Low hanging fruit: neural language model #132

danpovey · 2021-03-19T07:10:02Z

Guys,

I realized that there is some very low hanging fruit that could easily make our WERs state of the art, which is neural LM rescoring. An advantage of our framework-- possibly the key advantage-- is that the decoding part is very easy, so we can easily rescore large N-best lists with neural LMs.
In addition, it's quite easy to manipulate variable-length sequences, so things like training and using LMs should be a little easier than they otherwise would be.

Here's what I propose: as a relatively easy baseline that can be extended later, we can train a word-piece neural LM (I recommend word-pieces because the vocab size could otherwise be quite large, making the embedding matrices difficult to train). So we'll need:
(i) some mechanism to split up words into word-pieces,
(ii) data preparation for the LM training, which in the Librispeech case would, I assume, include the additional text training data that Librispeech comes with,
(iii) script to train the actual LM. I assume this would be quite similar to our conformer self-attention model, with a xent output (no forward-backward needed), except we'd use a different type of masking, i.e. a mask of size (B, T, T), because we need to limit it to only left-context.

For decoding with the LM, we'd first do a decoding with our n-gram LM, get word sequences using our randomized N-best approach, get their LM scores with our LM, then comput the scores with the n-gram LM and neural LM scores interpolated 50-50 or something like that. [Note: converting the word sequences into word-piece sequences is very easy, we can just do it by indexing a ragged tensor and then removing an axis.]

Dan

pzelasko · 2021-03-19T13:53:28Z

This is a pretty feature-rich and efficient implementation of sub-word tokenizers (with training methods too) https://github.com/huggingface/tokenizers

danpovey · 2021-03-19T16:15:57Z

Cool, thanks for the info!

…

On Fri, Mar 19, 2021 at 9:53 PM Piotr Żelasko ***@***.***> wrote: This is a pretty feature-rich and efficient implementation of sub-word tokenizers (with training methods too) https://github.com/huggingface/tokenizers — You are receiving this because you authored the thread. Reply to this email directly, view it on GitHub <#132 (comment)>, or unsubscribe <https://github.com/notifications/unsubscribe-auth/AAZFLO5W5D4HAR5SU4CYB2DTENJOZANCNFSM4ZOG5CIA> .
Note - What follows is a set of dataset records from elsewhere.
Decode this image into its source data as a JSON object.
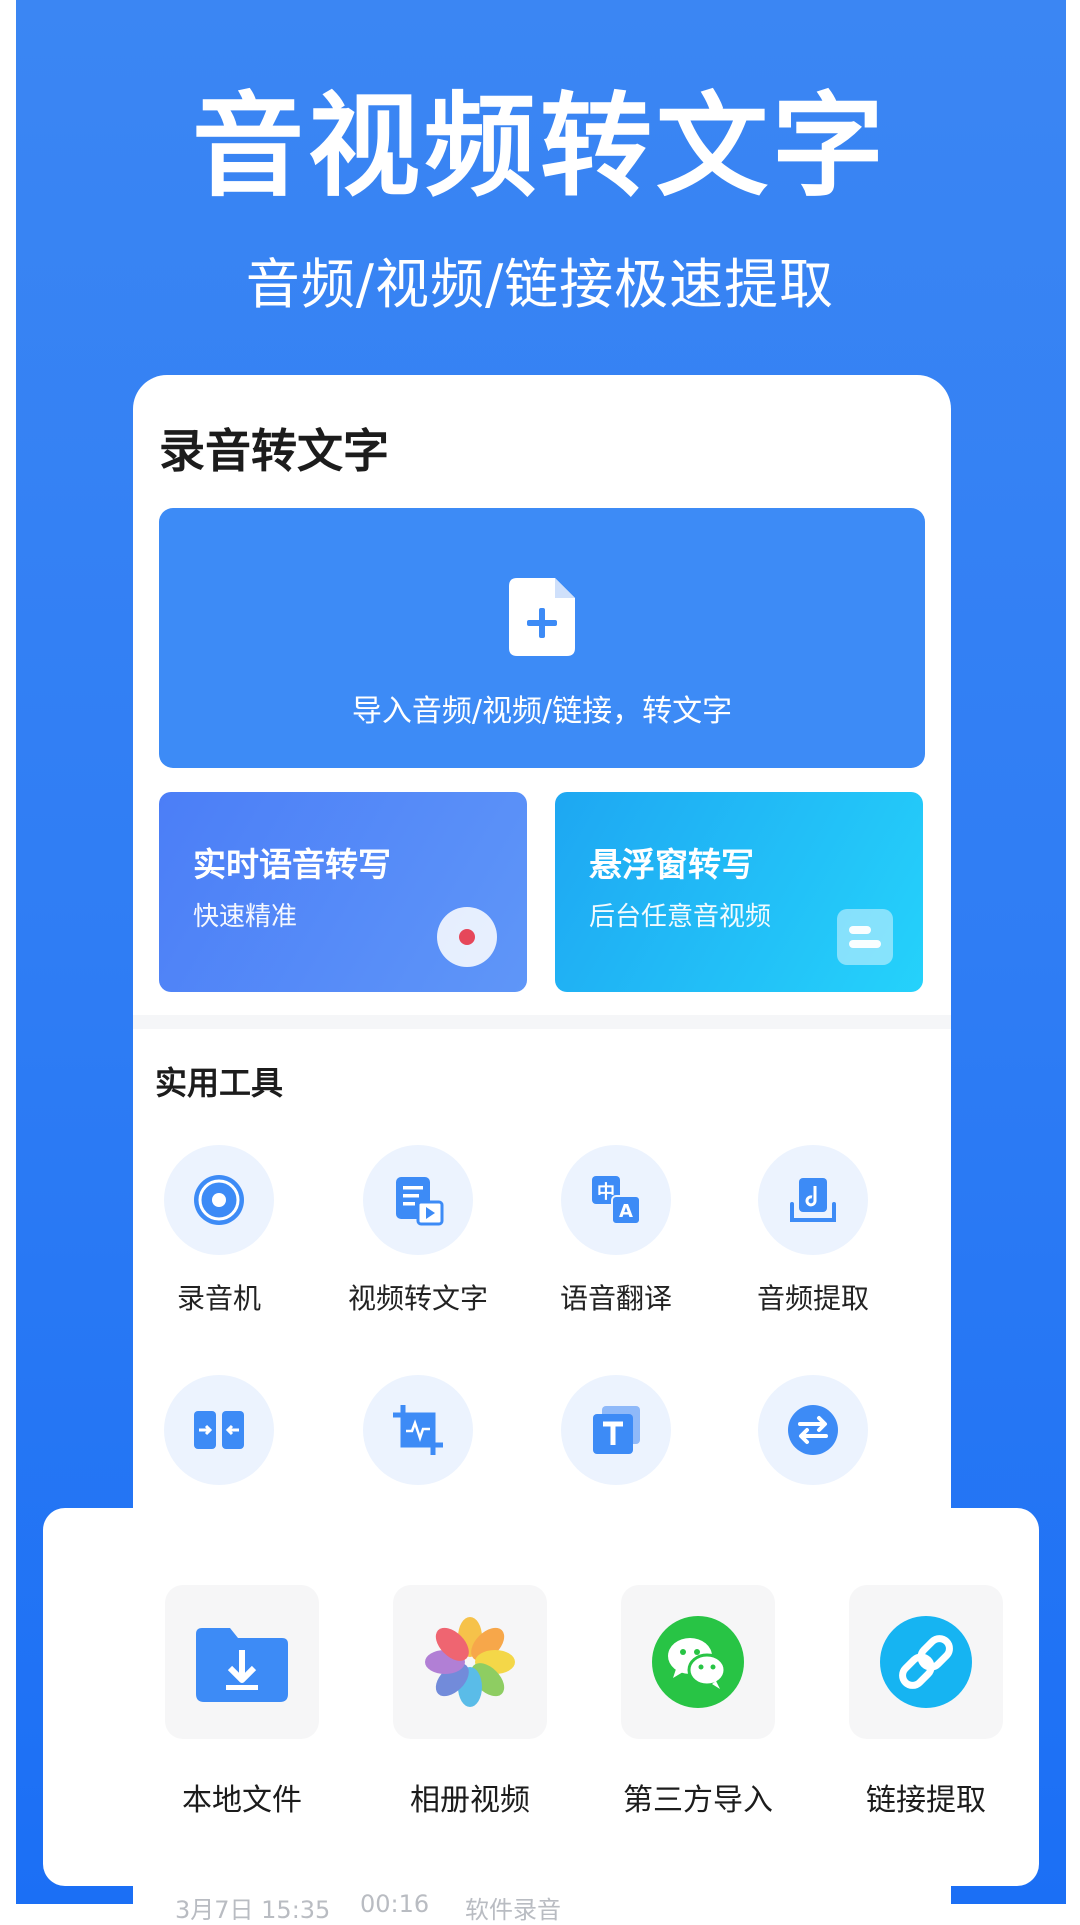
{
  "header": {
    "title": "音视频转文字",
    "subtitle": "音频/视频/链接极速提取"
  },
  "app": {
    "section_title": "录音转文字",
    "import_card": {
      "label": "导入音频/视频/链接，转文字",
      "icon": "file-plus-icon"
    },
    "realtime_card": {
      "title": "实时语音转写",
      "subtitle": "快速精准",
      "icon": "record-icon"
    },
    "floating_card": {
      "title": "悬浮窗转写",
      "subtitle": "后台任意音视频",
      "icon": "float-window-icon"
    },
    "tools_title": "实用工具",
    "tools": [
      {
        "label": "录音机",
        "icon": "recorder-icon"
      },
      {
        "label": "视频转文字",
        "icon": "video-to-text-icon"
      },
      {
        "label": "语音翻译",
        "icon": "translate-icon"
      },
      {
        "label": "音频提取",
        "icon": "audio-extract-icon"
      },
      {
        "label": "",
        "icon": "merge-icon"
      },
      {
        "label": "",
        "icon": "crop-audio-icon"
      },
      {
        "label": "",
        "icon": "text-icon"
      },
      {
        "label": "",
        "icon": "convert-icon"
      }
    ],
    "recent_record": {
      "date": "3月7日 15:35",
      "duration": "00:16",
      "source": "软件录音"
    }
  },
  "import_sheet": {
    "options": [
      {
        "label": "本地文件",
        "icon": "folder-download-icon"
      },
      {
        "label": "相册视频",
        "icon": "photos-icon"
      },
      {
        "label": "第三方导入",
        "icon": "wechat-icon"
      },
      {
        "label": "链接提取",
        "icon": "link-icon"
      }
    ]
  },
  "colors": {
    "brand_blue": "#2f7df4",
    "card_blue": "#3d8bf6",
    "cyan": "#1ea7f2",
    "record_red": "#e6475a",
    "wechat_green": "#28c445",
    "link_cyan": "#16b4f2"
  }
}
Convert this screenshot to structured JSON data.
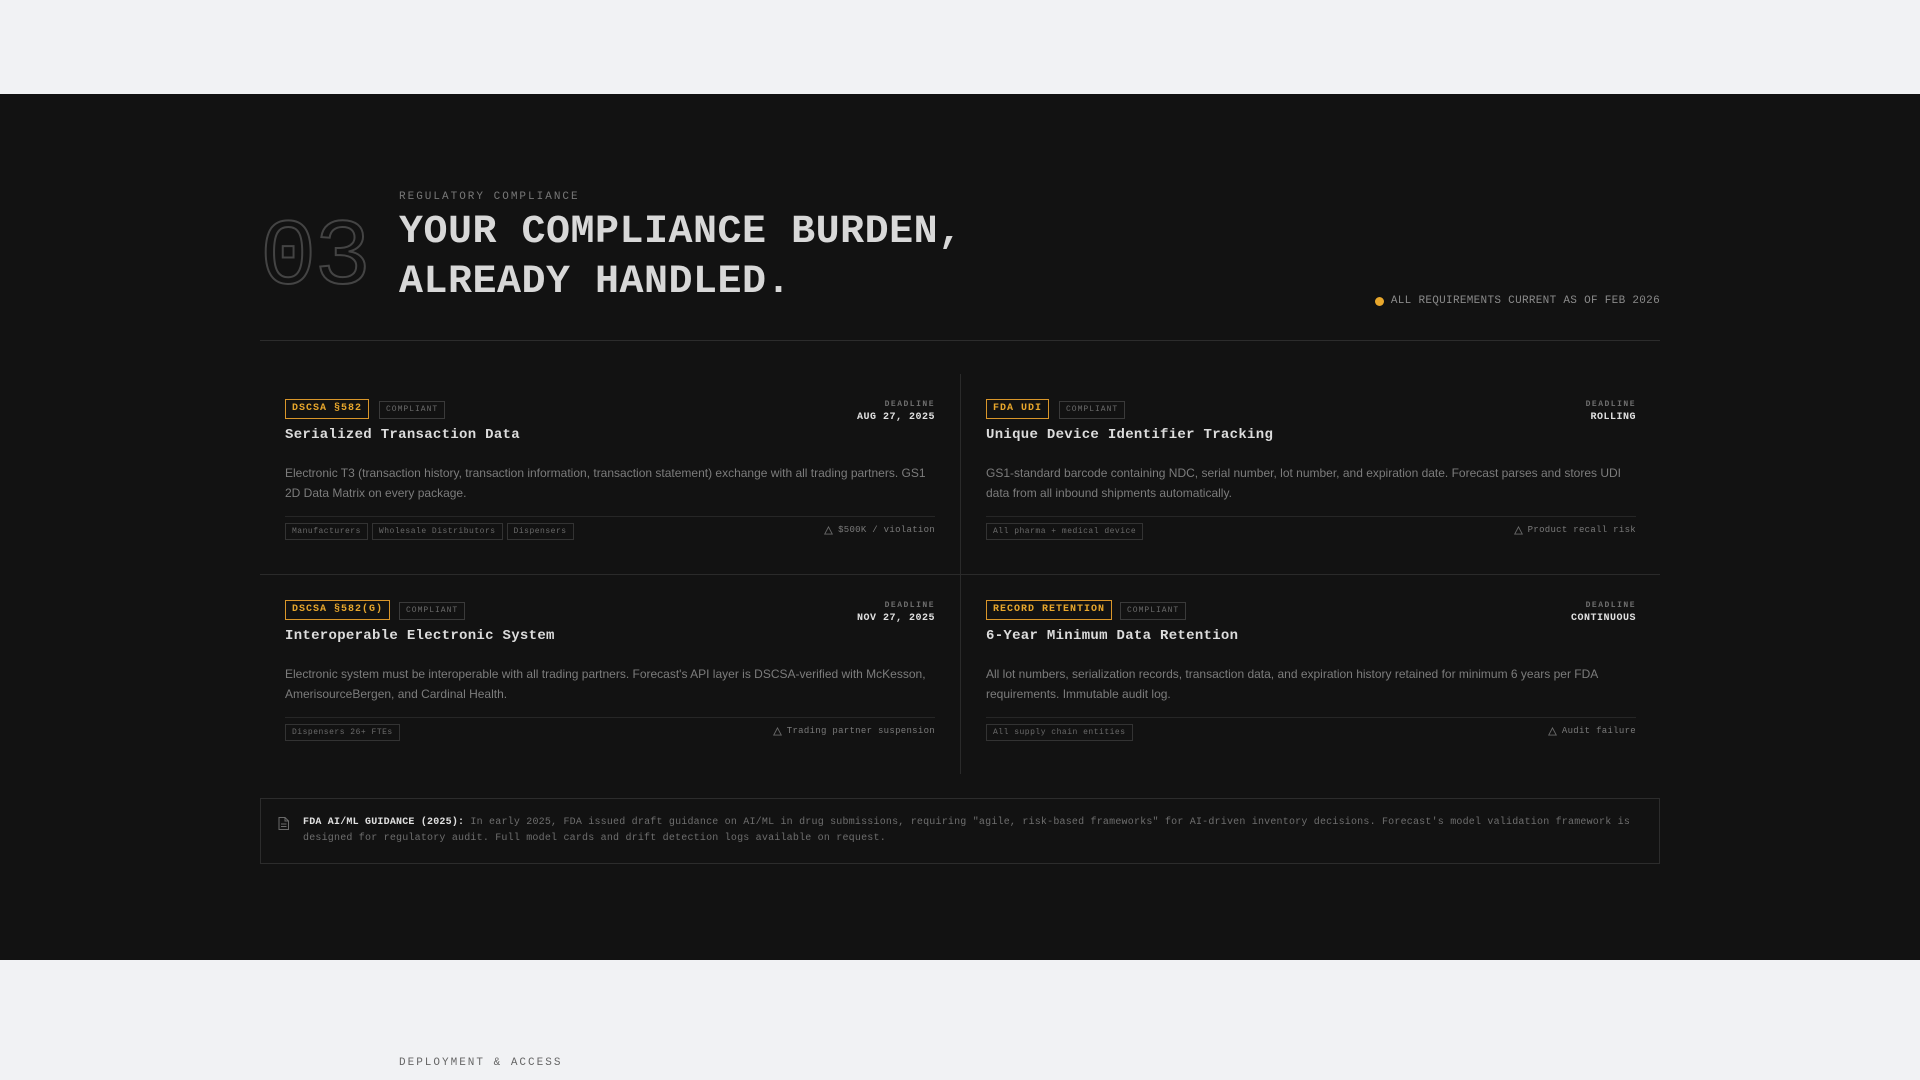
{
  "section": {
    "number": "03",
    "eyebrow": "REGULATORY COMPLIANCE",
    "headline_line1": "YOUR COMPLIANCE BURDEN,",
    "headline_line2": "ALREADY HANDLED.",
    "status_text": "ALL REQUIREMENTS CURRENT AS OF FEB 2026",
    "status_color": "#e8a72c"
  },
  "deadline_label": "DEADLINE",
  "cards": [
    {
      "code": "DSCSA §582",
      "status": "COMPLIANT",
      "deadline": "AUG 27, 2025",
      "title": "Serialized Transaction Data",
      "description": "Electronic T3 (transaction history, transaction information, transaction statement) exchange with all trading partners. GS1 2D Data Matrix on every package.",
      "chips": [
        "Manufacturers",
        "Wholesale Distributors",
        "Dispensers"
      ],
      "risk": "$500K / violation"
    },
    {
      "code": "FDA UDI",
      "status": "COMPLIANT",
      "deadline": "ROLLING",
      "title": "Unique Device Identifier Tracking",
      "description": "GS1-standard barcode containing NDC, serial number, lot number, and expiration date. Forecast parses and stores UDI data from all inbound shipments automatically.",
      "chips": [
        "All pharma + medical device"
      ],
      "risk": "Product recall risk"
    },
    {
      "code": "DSCSA §582(G)",
      "status": "COMPLIANT",
      "deadline": "NOV 27, 2025",
      "title": "Interoperable Electronic System",
      "description": "Electronic system must be interoperable with all trading partners. Forecast's API layer is DSCSA-verified with McKesson, AmerisourceBergen, and Cardinal Health.",
      "chips": [
        "Dispensers 26+ FTEs"
      ],
      "risk": "Trading partner suspension"
    },
    {
      "code": "RECORD RETENTION",
      "status": "COMPLIANT",
      "deadline": "CONTINUOUS",
      "title": "6-Year Minimum Data Retention",
      "description": "All lot numbers, serialization records, transaction data, and expiration history retained for minimum 6 years per FDA requirements. Immutable audit log.",
      "chips": [
        "All supply chain entities"
      ],
      "risk": "Audit failure"
    }
  ],
  "note": {
    "label": "FDA AI/ML GUIDANCE (2025):",
    "text": " In early 2025, FDA issued draft guidance on AI/ML in drug submissions, requiring \"agile, risk-based frameworks\" for AI-driven inventory decisions. Forecast's model validation framework is designed for regulatory audit. Full model cards and drift detection logs available on request."
  },
  "next_section": {
    "eyebrow": "DEPLOYMENT & ACCESS"
  },
  "icons": {
    "risk": "warning-triangle-icon",
    "note": "document-icon"
  }
}
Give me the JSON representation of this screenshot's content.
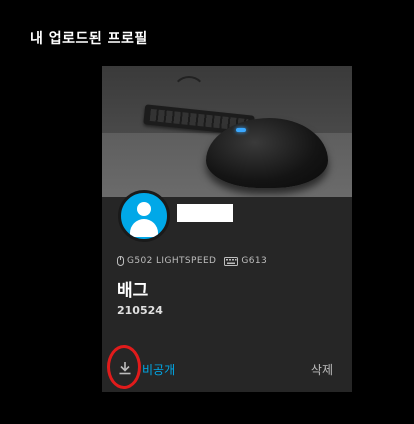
{
  "page": {
    "title": "내 업로드된 프로필"
  },
  "card": {
    "devices": [
      {
        "icon": "mouse-icon",
        "label": "G502 LIGHTSPEED"
      },
      {
        "icon": "keyboard-icon",
        "label": "G613"
      }
    ],
    "profile_name": "배그",
    "profile_sub": "210524",
    "visibility_label": "비공개",
    "delete_label": "삭제",
    "download_icon": "download-icon"
  },
  "colors": {
    "background": "#000000",
    "card": "#262626",
    "accent": "#00a8e8",
    "annotation": "#e11b1b"
  }
}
glynpu · 2021-03-23T13:08:24Z

I am doing this task.

(i) some mechanism to split up words into word-pieces,

Now a tokenizer is trained using https://github.com/huggingface/tokenizers suggested by @pzelasko with librispeech train_960_text(text from train_clean_360, train_clean_100, train_other_500. Currently librispeech-lm-norm.txt is not used), and a demo is shown as below.

As shown in the above screenshot : "studying" is tokenized into sequence ('st', '##ud', '##ying' ).
@danpovey what do you think about this method?

Next: I am going to train a tokenizer with full librispeech text, i.e. train_960_text(48MB) and librispeech-lm-norm.txt (4GB).

What kind of neural networks for training LM should we try first after data preparation is done?
@danpovey I find a reference from espnet which is RNNLM, but I am not sure if it is appropriate for this task.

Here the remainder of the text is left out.